Des feux de camp, clés du mystère de la couronne solaire
Des millions, voire des milliards de fois plus petits que les éruptions solaires géantes, observables depuis la Terre, ces mini-éruptions sont néanmoins omniprésentes. Les chercheurs estiment donc qu’elles pourraient être la clé d’une énigme sur laquelle les physiciens solaires planchent depuis des décennies : pourquoi la couronne du Soleil est beaucoup plus chaude que sa surface : 1 million de degrés, contre 5500°C ? “Logiquement, plus on s’éloigne d’un radiateur, plus il doit faire froid. Et dans le cas du Soleil (mais aussi des étoiles de type solaire), il se produit l’inverse : il fait tout de suite beaucoup plus chaud !” explique Frédéric Auchère, de l’Institut d'astrophysique spatiale (IAS), France, coinvestigateur principal de EUI.
“Le physicien solaire Eugene Parker (qui a donné son nom à la sonde solaire américaine Solar Parker Probe, lancée en août 2018) a émis l’hypothèse qu’un grande quantité de mini-éruptions pouvait expliquer l’intense chauffage de la couronne solaire”, rappelle Daniel Muller, directeur scientifique de la mission, lors d’une conférence de la conférence de presse en ligne organisée par l’ESA ce 16 juillet.
Ces mini-éruptions seraient provoquées par des reconnexions entre les lignes de champ magnétique, ce qui chaufferait localement le plasma. “Pris un par un, ces campfires sont insignifiants, mais si on les additionne, ils constituent peut-être la principale contribution au chauffage de la couronne solaire, explique Frédéric Auchère.
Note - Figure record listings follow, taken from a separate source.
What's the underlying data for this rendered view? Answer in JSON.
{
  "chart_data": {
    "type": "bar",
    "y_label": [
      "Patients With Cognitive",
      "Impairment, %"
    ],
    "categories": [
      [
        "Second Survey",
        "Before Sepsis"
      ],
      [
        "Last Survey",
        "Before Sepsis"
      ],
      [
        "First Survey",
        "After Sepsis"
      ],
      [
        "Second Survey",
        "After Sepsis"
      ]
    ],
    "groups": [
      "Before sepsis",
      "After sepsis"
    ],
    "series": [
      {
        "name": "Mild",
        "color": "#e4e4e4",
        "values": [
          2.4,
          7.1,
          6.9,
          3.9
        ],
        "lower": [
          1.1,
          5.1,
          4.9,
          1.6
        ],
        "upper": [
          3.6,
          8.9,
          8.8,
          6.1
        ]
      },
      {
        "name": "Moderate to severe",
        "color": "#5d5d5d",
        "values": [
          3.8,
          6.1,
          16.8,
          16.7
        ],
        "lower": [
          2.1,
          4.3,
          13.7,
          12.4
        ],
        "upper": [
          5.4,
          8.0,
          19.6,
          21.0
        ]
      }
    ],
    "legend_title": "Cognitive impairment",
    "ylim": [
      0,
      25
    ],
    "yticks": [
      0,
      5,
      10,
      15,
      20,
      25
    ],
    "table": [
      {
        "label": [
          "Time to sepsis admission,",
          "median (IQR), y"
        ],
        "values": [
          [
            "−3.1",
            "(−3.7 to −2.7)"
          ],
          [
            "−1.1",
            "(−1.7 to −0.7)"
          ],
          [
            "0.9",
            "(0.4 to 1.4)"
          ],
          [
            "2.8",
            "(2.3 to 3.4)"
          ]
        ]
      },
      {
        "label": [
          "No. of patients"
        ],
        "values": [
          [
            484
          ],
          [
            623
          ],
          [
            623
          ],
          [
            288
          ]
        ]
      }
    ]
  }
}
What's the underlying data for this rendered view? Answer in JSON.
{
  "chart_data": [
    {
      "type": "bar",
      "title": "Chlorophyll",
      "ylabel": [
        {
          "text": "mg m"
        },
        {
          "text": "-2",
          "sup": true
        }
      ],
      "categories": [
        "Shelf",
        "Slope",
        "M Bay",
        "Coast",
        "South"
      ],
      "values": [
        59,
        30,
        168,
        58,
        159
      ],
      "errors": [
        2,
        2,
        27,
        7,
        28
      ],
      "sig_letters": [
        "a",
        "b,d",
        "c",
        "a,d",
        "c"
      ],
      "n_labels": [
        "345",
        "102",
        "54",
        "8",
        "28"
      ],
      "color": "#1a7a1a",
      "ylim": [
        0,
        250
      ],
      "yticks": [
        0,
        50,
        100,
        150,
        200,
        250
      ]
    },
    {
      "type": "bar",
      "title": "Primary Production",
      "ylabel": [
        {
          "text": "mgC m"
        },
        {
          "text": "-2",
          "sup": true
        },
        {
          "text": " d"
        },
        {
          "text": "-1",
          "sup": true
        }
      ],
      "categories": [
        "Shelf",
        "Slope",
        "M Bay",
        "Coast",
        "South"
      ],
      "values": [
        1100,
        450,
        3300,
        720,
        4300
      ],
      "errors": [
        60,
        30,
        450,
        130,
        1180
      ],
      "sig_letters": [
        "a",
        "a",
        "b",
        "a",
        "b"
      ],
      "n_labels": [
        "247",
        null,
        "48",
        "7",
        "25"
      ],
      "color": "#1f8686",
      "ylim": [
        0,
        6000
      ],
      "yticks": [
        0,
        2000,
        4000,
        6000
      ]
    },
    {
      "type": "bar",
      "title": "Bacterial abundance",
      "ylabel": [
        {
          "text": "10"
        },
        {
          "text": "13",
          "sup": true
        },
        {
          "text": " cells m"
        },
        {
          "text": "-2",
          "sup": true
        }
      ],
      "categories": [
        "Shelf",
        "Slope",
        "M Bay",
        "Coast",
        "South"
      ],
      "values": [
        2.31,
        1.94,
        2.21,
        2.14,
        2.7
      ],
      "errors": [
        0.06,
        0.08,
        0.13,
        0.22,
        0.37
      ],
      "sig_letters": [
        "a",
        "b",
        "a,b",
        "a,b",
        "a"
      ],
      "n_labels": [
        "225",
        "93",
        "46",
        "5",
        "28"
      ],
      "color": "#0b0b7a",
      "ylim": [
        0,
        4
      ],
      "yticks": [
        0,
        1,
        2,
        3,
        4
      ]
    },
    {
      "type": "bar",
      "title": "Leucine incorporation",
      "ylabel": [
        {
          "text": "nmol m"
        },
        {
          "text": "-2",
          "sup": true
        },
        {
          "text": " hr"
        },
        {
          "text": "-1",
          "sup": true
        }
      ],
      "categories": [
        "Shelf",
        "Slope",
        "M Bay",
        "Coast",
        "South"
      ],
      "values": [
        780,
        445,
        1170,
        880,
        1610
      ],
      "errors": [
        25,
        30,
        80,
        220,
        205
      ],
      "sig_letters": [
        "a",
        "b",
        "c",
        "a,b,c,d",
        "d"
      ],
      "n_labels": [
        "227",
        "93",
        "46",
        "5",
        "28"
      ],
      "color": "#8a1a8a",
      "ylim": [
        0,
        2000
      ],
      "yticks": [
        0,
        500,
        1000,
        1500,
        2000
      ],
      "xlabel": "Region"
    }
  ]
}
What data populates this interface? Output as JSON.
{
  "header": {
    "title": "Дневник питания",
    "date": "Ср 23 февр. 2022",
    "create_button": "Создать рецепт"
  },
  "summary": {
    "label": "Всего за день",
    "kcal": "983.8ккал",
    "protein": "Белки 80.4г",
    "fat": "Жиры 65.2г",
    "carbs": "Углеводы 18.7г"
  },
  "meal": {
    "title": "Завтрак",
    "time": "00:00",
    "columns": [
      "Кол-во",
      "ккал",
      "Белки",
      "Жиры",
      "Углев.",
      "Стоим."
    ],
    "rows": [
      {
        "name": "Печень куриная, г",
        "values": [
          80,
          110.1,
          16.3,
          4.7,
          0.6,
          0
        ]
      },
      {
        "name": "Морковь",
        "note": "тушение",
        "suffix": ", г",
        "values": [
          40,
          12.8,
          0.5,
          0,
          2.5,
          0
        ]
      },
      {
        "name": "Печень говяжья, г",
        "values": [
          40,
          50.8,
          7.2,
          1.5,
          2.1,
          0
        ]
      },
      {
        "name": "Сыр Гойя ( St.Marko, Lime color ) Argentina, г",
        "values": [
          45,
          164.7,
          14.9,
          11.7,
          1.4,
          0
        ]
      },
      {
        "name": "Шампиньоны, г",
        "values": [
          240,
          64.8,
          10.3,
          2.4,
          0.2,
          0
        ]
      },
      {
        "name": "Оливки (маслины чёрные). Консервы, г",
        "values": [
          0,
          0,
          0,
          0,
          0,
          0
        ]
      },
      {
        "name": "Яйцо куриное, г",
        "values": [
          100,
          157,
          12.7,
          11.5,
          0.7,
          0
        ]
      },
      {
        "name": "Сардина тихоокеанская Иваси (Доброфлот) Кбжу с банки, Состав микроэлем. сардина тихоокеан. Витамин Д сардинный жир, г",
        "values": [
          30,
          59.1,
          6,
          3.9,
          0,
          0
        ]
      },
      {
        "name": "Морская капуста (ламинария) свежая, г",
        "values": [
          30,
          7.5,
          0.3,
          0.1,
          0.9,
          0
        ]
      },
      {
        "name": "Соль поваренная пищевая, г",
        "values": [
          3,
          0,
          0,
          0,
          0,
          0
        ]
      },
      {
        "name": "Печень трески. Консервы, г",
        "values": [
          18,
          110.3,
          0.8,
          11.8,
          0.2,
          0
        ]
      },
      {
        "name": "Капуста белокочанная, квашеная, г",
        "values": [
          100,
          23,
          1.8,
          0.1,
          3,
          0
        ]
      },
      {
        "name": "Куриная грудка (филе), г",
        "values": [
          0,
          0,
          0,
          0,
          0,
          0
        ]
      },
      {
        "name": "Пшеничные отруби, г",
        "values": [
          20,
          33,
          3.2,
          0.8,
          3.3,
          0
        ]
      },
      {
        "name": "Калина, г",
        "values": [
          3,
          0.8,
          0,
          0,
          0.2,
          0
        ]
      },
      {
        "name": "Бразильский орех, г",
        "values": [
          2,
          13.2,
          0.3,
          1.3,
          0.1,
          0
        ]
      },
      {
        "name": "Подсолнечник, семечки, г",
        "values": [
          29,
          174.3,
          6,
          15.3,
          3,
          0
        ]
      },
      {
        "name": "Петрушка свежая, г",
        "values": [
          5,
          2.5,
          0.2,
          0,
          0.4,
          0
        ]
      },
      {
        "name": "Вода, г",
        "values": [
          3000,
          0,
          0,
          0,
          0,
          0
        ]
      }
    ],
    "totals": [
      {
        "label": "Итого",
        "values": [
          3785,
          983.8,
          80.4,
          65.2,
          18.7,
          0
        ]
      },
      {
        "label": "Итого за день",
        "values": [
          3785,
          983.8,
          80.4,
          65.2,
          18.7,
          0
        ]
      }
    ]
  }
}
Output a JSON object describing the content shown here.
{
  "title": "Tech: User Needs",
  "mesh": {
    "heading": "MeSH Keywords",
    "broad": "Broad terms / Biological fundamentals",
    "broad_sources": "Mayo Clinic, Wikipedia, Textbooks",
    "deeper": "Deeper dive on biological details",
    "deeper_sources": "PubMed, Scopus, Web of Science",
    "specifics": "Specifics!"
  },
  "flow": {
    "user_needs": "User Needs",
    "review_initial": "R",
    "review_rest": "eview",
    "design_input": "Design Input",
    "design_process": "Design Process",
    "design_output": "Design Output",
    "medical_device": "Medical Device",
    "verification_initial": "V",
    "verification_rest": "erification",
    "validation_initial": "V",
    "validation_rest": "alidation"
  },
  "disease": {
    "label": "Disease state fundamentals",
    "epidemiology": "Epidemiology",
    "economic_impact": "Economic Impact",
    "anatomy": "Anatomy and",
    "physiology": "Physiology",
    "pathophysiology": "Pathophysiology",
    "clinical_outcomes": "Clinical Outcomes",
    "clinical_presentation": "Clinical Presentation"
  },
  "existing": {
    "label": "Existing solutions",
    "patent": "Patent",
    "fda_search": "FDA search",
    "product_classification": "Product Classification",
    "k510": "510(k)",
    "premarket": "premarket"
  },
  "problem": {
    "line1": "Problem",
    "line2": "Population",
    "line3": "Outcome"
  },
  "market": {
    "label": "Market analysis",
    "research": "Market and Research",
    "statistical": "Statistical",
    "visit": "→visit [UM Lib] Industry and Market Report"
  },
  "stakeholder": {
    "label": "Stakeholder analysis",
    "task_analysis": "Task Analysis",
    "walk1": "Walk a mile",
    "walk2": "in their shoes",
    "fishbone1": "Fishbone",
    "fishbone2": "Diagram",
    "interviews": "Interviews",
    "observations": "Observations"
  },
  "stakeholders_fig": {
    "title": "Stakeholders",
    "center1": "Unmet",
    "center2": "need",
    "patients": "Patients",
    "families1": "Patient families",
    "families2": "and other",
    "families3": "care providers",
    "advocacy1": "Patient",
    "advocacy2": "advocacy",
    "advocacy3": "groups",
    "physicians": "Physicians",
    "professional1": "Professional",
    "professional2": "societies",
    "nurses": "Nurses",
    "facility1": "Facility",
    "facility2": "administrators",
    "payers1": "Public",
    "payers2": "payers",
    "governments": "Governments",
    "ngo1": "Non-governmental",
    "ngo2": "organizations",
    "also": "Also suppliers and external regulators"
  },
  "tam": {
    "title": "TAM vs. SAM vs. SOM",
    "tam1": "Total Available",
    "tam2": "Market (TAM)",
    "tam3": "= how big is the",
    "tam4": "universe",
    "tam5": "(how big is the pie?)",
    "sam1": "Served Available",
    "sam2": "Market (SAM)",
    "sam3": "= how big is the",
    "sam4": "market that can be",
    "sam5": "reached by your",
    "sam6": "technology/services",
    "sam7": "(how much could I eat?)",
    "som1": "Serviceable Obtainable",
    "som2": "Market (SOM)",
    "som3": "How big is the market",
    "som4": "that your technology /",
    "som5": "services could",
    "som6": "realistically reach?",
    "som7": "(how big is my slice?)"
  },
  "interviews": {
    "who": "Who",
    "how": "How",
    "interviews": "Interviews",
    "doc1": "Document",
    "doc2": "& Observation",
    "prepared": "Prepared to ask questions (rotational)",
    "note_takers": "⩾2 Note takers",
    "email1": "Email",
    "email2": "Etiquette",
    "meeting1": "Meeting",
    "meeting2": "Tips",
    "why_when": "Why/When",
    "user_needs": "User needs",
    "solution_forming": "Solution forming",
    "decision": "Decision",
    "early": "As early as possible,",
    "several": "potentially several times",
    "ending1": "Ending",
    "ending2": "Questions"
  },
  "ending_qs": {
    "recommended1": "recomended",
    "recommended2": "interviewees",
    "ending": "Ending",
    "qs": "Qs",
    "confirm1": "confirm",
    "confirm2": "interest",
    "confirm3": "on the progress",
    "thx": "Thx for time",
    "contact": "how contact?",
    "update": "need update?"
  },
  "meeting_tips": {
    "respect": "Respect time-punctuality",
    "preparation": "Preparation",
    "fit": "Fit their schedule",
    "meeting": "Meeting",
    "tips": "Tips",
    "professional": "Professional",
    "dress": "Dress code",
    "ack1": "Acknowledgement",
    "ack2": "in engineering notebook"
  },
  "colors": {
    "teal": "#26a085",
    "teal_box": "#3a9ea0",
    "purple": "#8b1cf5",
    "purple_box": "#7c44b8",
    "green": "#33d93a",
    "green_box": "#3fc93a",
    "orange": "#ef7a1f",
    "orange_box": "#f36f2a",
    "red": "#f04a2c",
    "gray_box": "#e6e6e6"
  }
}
De la même manière, en allumant une seule allumette, vous ne vous réchauffez pas, mais si vous en allumez des milliers, vous obtenez un bon chauffage.”
Le Soleil, ausculté plus finement que jamais
Si Solar Orbiter a réussi à voir ces feux de camps, larges de seulement quelques kilomètres à quelques centaines de kilomètres (soit très petits rapportés à la taille colossale du Soleil), c’est parce que c’est la première sonde qui embarque si près de notre étoile des télescopes si puissants. “La sonde de la Nasa SDO embarque certes des instruments puissants, mais elle reste en orbite terrestre, elle est donc loin du Soleil, précise Frédéric Auchère. Quant à Parker Solar Probe, elle est trop proche pour embarquer le moindre télescope. Solar Orbiter est donc un très bon compromis !”
Cette vidéo combine les premières données obtenues par Solar Orbiter entre le 30 mai et le 21 juin 2020, alors que la sonde se trouvait à la moitié de la distance Terre-Soleil. Jusqu'à 0,40 s, les gros plans révèlent la présence des "feux de camp" qui constellent la couronne solaire.
Le scénario des feux de camp pour expliquer le chauffage de la couronne doit encore être confirmé par la prochaine campagne d’observation. Actuellement, Solar Orbiter se trouve à la moitié de la distance Terre-Soleil. Elle va désormais s’éloigner pendant plusieurs mois de notre étoile, avant de s’en rapprocher à nouveau et d’atteindre en mars 2022 son point le plus proche : 42 millions de kilomètres, soit seulement un quart à un tiers de la distance Terre-Soleil. “La résolution des images sera alors quatre fois meilleure”, prévoit le chercheur.
En tout, Solar Orbiter embarque six instruments de télédétection, ou télescopes, qui observent le Soleil ainsi que quatre instruments qui surveillent l’environnement autour de la sonde.
Parmi eux, l’Imageur polarimétrique et héliosismique (PHI) doit surveiller les régions actives du Soleil en réalisant des images à haute résolution des lignes de champ magnétique, où naissent les éruptions solaires et d’où jaillit le vent solaire, capables d’endommager les réseaux de communications en orbite terrestre et au sol. Parce qu’il n’a pas le même angle de vue qu’un observateur terrestre, Solar Orbiter sera en mesure d’observer des régions actives invisibles depuis la Terre, une première.